O Ministério Público de Taquara, por meio da promotora de Justiça Ximena Cardozo Ferreira, procurou o Jornal Panorama, nesta semana, para esclarecer inquérito civil sobre asfaltamentos no município. No procedimento, a Promotoria exige que a Prefeitura faça a contratação de estudos técnicos sobre as áreas que podem receber asfalto, de modo a não comprometer a impermeabilidade do solo, a fim de não gerar enchentes. Além disso, o Ministério Público apura possível dano ao patrimônio pela aplicação de asfalto em cima de paralelepípedo, o que seria considerado inadequado por normas técnicas.
De acordo com a promotora Ximena, desde o ano passado o Ministério Público busca informações com a Prefeitura sobre estudos técnicos que contemplassem o risco de cheias. O procedimento foi instaurado em maio de 2014, a partir de notícia do Panorama que informava sobre várias obras de asfaltamentos que seriam realizadas em Taquara. A administração municipal respondeu que todas as ruas têm projeto específico de drenagem pluvial, mas, segundo Ximena, a preocupação do Ministério Público não diz respeito à instalação de bocas de lobo, mas quanto à permeabilidade do solo.
Desde então, a Prefeitura e a Promotoria trocam informações a respeito dos projetos de asfaltamento. Recentemente, quando a administração deu início aos trabalhos na rua Rio Branco, o Ministério Público expediu recomendação por conta da impermeabilização e pela aplicação de asfalto em cima do calçamento com paralelepípedo. No documento, além de sugerir a paralisação do asfaltamento, a promotora requereu que a Prefeitura apresentasse estudos técnicos sobre a questão da drenagem urbana, bem como alternativas de locais que podem ou não receber asfalto em Taquara.

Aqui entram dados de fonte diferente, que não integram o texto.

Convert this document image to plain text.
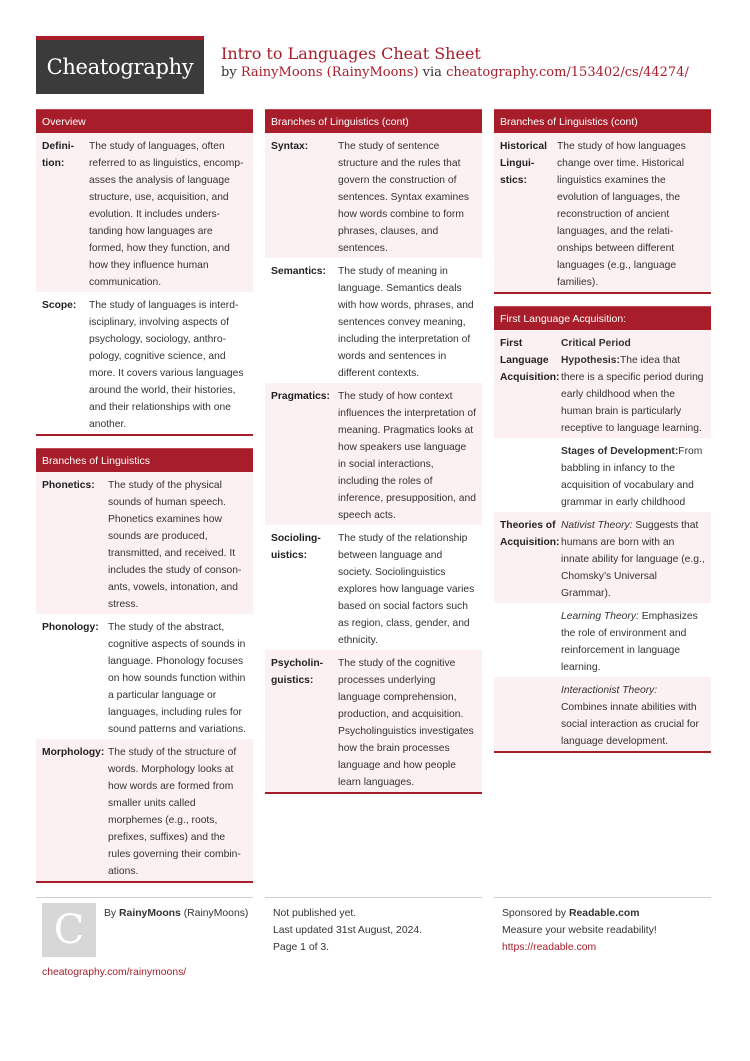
Cheatography
Intro to Languages Cheat Sheet
by RainyMoons (RainyMoons) via cheatography.com/153402/cs/44274/
Overview
Definition:
The study of languages, often referred to as linguistics, encompasses the analysis of language structure, use, acquisition, and evolution. It includes understanding how languages are formed, how they function, and how they influence human communication.
Scope:	The study of languages is interdisciplinary, involving aspects of psychology, sociology, anthropology, cognitive science, and more. It covers various languages around the world, their histories, and their relationships with one another.
Branches of Linguistics
Phonetics:	The study of the physical sounds of human speech. Phonetics examines how sounds are produced, transmitted, and received. It includes the study of consonants, vowels, intonation, and stress.
Phonology: The study of the abstract, cognitive aspects of sounds in language. Phonology focuses on how sounds function within a particular language or languages, including rules for sound patterns and variations.
Morphology: The study of the structure of words. Morphology looks at how words are formed from smaller units called morphemes (e.g., roots, prefixes, suffixes) and the rules governing their combinations.
Branches of Linguistics (cont)
Syntax:	The study of sentence structure and the rules that govern the construction of sentences. Syntax examines how words combine to form phrases, clauses, and sentences.
Semantics:	The study of meaning in language. Semantics deals with how words, phrases, and sentences convey meaning, including the interpretation of words and sentences in different contexts.
Pragmatics: The study of how context influences the interpretation of meaning. Pragmatics looks at how speakers use language in social interactions, including the roles of inference, presupposition, and speech acts.
Sociolinguistics:
The study of the relationship between language and society. Sociolinguistics explores how language varies based on social factors such as region, class, gender, and ethnicity.
Psycholinguistics:
The study of the cognitive processes underlying language comprehension, production, and acquisition. Psycholinguistics investigates how the brain processes language and how people learn languages.
Branches of Linguistics (cont)
Historical Linguistics:
The study of how languages change over time. Historical linguistics examines the evolution of languages, the reconstruction of ancient languages, and the relationships between different languages (e.g., language families).
First Language Acquisition:
First Language Acquisition:
Critical Period Hypothesis:The idea that there is a specific period during early childhood when the human brain is particularly receptive to language learning.
Stages of Development:From babbling in infancy to the acquisition of vocabulary and grammar in early childhood
Theories of Acquisition:
Nativist Theory: Suggests that humans are born with an innate ability for language (e.g., Chomsky’s Universal Grammar).
Learning Theory: Emphasizes the role of environment and reinforcement in language learning.
Interactionist Theory:
Combines innate abilities with social interaction as crucial for language development.
C	By RainyMoons (RainyMoons)
cheatography.com/rainymoons/
Not published yet.
Last updated 31st August, 2024.
Page 1 of 3.
Sponsored by Readable.com
Measure your website readability!
https://readable.com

Após esta recomendação, foram realizadas duas audiências com o prefeito Tito Lívio Jaeger Filho, em uma delas sendo proposta a formalização de um termo de ajustamento de conduta (TAC). Pela ideia da Promotoria, seria autorizada a conclusão do asfalto na rua Rio Branco, levando em conta que o perímetro a ser finalizado é pequeno, mas ficariam suspensas outras obras de asfaltamento até que os estudos sejam concluídos. Inicialmente, a Prefeitura ganhou prazo de 10 dias para estudar se aceitaria a assinatura do TAC, mas solicitou ao Ministério Público mais 20 dias, o que foi deferido. A administração informou que estava estudando a possível contratação de empresas para o levantamento.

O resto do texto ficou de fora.